During our conversation, I asked Cynthia if she ever struggled with her daughters' sense of style, especially considering she is a bonafide style icon! She laughed. It's a problem I have with my own 6-year-old daughter, Kaia. We have very different ideas of what looks good. When it comes to clothes, Kaia questions me more than anyone ever has. She constantly asks me if what I pick out really matches. She also likes to tell me that I like "cool" things and she likes "pretty" things. "Pretty" to her usually means sparkles, rainbows and stripes-on-stripes (or pink-on-pink, depending on her mood). I think if given the chance, Kaia would dress like one of the girls from "Toddlers and Tiaras" on pageant day.
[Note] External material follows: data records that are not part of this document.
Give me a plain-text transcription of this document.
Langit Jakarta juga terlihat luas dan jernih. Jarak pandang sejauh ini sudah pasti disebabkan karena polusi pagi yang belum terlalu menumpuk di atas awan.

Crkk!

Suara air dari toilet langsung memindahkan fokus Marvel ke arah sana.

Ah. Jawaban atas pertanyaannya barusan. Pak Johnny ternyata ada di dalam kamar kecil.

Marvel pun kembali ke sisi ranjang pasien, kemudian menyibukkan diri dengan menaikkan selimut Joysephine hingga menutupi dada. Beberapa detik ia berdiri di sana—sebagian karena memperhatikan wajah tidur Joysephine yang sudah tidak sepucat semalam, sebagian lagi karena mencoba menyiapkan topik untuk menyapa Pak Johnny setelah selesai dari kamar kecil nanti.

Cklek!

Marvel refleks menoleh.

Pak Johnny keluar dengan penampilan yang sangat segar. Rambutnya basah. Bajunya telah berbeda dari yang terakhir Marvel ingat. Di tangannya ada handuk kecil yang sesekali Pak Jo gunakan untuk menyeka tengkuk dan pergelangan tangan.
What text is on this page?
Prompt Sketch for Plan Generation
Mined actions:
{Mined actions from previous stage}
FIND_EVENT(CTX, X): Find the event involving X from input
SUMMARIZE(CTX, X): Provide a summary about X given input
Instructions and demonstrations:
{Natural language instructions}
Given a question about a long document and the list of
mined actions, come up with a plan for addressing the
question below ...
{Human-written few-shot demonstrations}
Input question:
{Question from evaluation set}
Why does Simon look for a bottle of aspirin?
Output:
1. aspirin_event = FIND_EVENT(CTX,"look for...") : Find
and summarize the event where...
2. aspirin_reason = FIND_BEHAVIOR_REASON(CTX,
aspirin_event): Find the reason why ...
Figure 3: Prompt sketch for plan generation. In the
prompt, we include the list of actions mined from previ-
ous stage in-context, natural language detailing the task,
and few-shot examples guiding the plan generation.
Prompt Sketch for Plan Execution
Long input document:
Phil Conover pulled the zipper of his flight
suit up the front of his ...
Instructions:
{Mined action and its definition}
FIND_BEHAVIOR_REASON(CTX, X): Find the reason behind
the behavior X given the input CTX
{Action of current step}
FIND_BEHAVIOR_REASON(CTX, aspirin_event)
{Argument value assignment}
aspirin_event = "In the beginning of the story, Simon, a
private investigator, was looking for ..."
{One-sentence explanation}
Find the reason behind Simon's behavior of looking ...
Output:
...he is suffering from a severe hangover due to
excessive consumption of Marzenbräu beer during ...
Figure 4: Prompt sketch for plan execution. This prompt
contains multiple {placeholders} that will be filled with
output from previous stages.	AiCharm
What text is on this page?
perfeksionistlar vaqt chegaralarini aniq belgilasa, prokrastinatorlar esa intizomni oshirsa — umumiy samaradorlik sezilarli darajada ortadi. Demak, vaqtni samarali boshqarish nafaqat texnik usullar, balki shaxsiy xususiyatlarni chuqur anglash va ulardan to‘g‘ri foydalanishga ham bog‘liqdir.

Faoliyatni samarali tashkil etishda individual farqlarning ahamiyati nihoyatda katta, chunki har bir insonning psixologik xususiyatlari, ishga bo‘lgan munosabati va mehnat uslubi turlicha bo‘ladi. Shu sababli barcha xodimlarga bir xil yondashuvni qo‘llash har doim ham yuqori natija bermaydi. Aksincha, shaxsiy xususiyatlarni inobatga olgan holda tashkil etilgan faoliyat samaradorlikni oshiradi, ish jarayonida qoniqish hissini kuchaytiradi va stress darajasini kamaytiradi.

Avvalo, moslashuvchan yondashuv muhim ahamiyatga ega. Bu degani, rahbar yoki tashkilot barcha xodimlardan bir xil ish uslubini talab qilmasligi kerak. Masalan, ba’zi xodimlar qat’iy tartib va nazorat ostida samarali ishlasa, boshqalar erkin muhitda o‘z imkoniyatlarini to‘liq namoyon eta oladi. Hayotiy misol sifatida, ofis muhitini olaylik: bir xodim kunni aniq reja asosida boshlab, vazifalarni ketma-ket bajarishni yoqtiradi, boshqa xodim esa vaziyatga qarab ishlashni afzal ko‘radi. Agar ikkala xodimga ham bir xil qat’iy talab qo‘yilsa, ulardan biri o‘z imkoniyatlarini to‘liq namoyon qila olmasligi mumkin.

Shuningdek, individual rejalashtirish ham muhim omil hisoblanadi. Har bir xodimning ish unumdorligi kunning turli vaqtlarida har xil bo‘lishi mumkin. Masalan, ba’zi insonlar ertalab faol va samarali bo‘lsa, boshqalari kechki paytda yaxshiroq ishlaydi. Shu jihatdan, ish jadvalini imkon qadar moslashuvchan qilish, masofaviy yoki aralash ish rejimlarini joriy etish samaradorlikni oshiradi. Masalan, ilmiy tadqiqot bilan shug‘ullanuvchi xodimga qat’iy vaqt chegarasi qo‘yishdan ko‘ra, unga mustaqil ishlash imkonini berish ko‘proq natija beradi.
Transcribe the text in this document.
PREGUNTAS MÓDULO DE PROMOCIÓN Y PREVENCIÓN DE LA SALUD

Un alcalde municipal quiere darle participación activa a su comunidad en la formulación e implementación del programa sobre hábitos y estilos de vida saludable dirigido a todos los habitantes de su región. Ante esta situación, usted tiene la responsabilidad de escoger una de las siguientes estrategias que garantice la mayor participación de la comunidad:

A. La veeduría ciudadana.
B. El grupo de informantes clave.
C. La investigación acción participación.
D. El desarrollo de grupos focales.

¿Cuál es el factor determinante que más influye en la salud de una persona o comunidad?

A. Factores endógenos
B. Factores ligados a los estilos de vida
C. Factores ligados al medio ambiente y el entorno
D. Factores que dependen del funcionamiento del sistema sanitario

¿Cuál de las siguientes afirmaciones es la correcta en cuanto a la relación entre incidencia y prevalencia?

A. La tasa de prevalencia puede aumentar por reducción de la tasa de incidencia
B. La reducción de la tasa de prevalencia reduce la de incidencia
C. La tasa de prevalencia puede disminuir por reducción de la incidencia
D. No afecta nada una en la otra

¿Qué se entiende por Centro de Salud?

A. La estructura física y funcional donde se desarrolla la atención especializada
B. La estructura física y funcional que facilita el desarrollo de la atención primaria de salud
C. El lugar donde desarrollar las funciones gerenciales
To say this frustrates me is an
understatement. If there's one thing I'm passionate about it's kid fashion! It's what I do!
Enter Cynthia Rowley, my voice of reason. She said, "I let my girls wear what they want." What? I wanted to scream! YOU'RE CYNTHIA ROWLEY! You are the tastemaker for millions of women! She went on, "Who would you be today without those childhood pictures of yourself wearing crazy outfits that embarrass you now?" I immediately thought back to a pair of purple printed Z Cavariccis that I proudly wore with a HyperColor shirt. Yup, embarassing. My parents really had no opinion on what I wore. I chastise them for this to this very day. "You let me go out looking crazy!" They laugh and tell me that I never cared much about what I wore and neither did they. It wasn't important and isn't important now for Kaia. Psh... do they know who they are talking to?
Cynthia continued, "Fashion is one of the few ways kids can express themselves. It's how they learn who they are and who they want to be. With so little control over other aspects of their lives, kids turn to fashion as a means of self expression. I hope that I have given my daughters the tools and advice they need to make wise fashion choices, but what they wear is up to them."
Wow. That made sense. I started to see myself as some deranged fashion dictator, stifling my child's self expression. I was... embarrassed. Kaia is a silly, rainbow and unicorn loving girl who likes sparkles. My favorite color is gray. I like designer styles and skinny jeans for kids. Kaia likes dresses, tulle and t-shirts with kitten faces on them. It's like we're living in an episode of "Rainbow Brite" (ironically one of Kaia's favorite shows) and I'm the evil villain looking to take the color out of her world. No more. This villain has turned over a new leaf. After all, I once rocked MC Hammer pants and neon overalls and I turned out ok. The more I think of it, I have my own parents to thank for my career in fashion. They let me express myself without their preconceived notions of who they wanted me to be. They gave me the confidence to be myself and ultimately that's what I want most for Kaia.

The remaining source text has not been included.